Veins – They take the blood towards the heart. Their structural features are as follows: 

  • Thin walls with little muscle & elastic fibres (thick muscles not required since blood is carried at low pressure) 
  • Large lumen to reduce blood flow resistance 
  • Valves present to prevent blood back flow 

Shunt vessels – Blood vessels that connect blood directly from the arterioles to the venules. This allows for an alternative route for blood flow (i.e. blood bypasses the capillaries). 

Like arterioles, shunt vessels have walls that can construct & dilate in order to regulate blood flow. 

Tissue Fluid

Tissue fluid is the fluid which bathes most body tissues.  The fluid is the mode of nutrient & waste exchange between the blood and respiring tissues. 

For example: 

  • Waste products (such as carbon dioxide) from cells diffuse into the tissue fluid first before diffusing in the blood 
  • Nutrients (such as glucose) diffuse into the tissue fluid first before diffusing into the cells

Tissue fluid is produced by leakage of certain substances from blood capillaries, and drained out by the lymphatic vessels of the lymphatic system. 

NOTE: Details of tissue fluid production and drainage are NOT required. Just understand that blood capillaries LEAK tissue fluid and the tissue fluid is DRAINED by lymphatic vessels. The tissue fluid inside lymph vessels is called LYMPH.

The lymphatic system is composed of lymphatic vessels which carry “lymph” and lymph nodes which produce lymphocytes for immunity. 

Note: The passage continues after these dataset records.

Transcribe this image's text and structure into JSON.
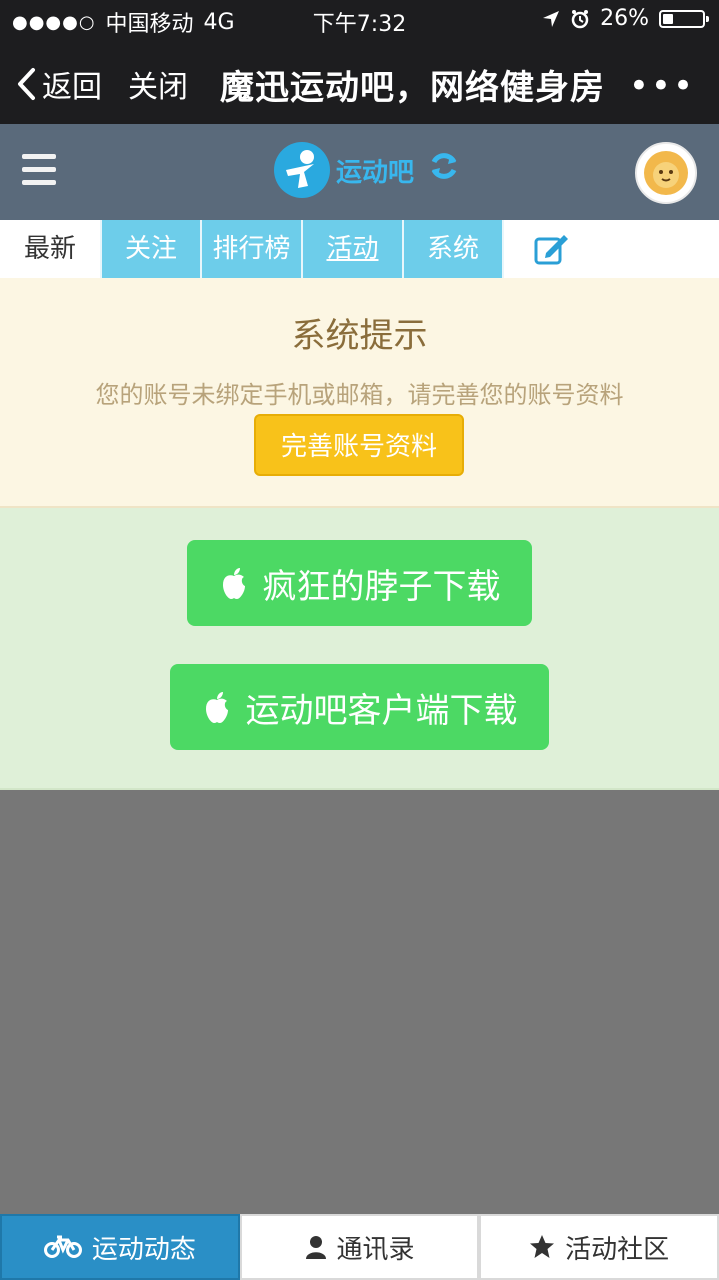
{
  "status_bar": {
    "signal": "●●●●○",
    "carrier": "中国移动",
    "network": "4G",
    "time": "下午7:32",
    "battery": "26%"
  },
  "wechat_header": {
    "back_label": "返回",
    "close_label": "关闭",
    "title": "魔迅运动吧，网络健身房",
    "more": "•••"
  },
  "app_header": {
    "logo_text": "运动吧"
  },
  "tabs": [
    {
      "label": "最新"
    },
    {
      "label": "关注"
    },
    {
      "label": "排行榜"
    },
    {
      "label": "活动"
    },
    {
      "label": "系统"
    }
  ],
  "notice": {
    "title": "系统提示",
    "message": "您的账号未绑定手机或邮箱，请完善您的账号资料",
    "button": "完善账号资料"
  },
  "downloads": [
    {
      "label": "疯狂的脖子下载"
    },
    {
      "label": "运动吧客户端下载"
    }
  ],
  "bottom_nav": [
    {
      "label": "运动动态"
    },
    {
      "label": "通讯录"
    },
    {
      "label": "活动社区"
    }
  ]
}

Blood is a mixture of several components such as: 

  • Red blood cells (RBCs) 
  • White blood cells (WBCs) 
  • Platelets 
  • Plasma 

Plasma – Blood plasma makes up about 50% of the blood. It is a yellowish liquid that carries the other blood components such as RBCs/WBCs/platelets.  

Red blood cells – RBCs contain haemoglobin which binds to oxygen for transportation around the body. 

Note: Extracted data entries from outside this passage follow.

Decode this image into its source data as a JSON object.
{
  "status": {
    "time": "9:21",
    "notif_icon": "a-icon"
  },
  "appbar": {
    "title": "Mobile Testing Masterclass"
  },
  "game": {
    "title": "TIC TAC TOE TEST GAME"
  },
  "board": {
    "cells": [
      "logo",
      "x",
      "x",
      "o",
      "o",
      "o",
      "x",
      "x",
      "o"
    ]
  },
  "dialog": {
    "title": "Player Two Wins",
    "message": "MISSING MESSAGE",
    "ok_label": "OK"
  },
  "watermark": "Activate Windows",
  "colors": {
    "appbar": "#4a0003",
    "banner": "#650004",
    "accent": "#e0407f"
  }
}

White blood cells – WBCs are a part of the immune system that helps to destroy foreign organisms such as bacteria. 

There are two types of white blood cells that you need to be aware of: 

  • Phagocytes are types of WBCs which engulf and digest pathogens via phagocytosis
  • Lymphocytes are WBCs which produce antibodies 

Platelets – Substances that form blood clots which is a protective mechanism to prevent blood loss during an injury. 

At the site of damage, platelets immediately stick together and release chemical signals which attract other nearby cells and clump them together. 

A series of chemical reactions take place. Fibrinogen is converted into fibrin and this forms a thread which traps RBCs to establish a thick clot. The clot seals off the site of damage.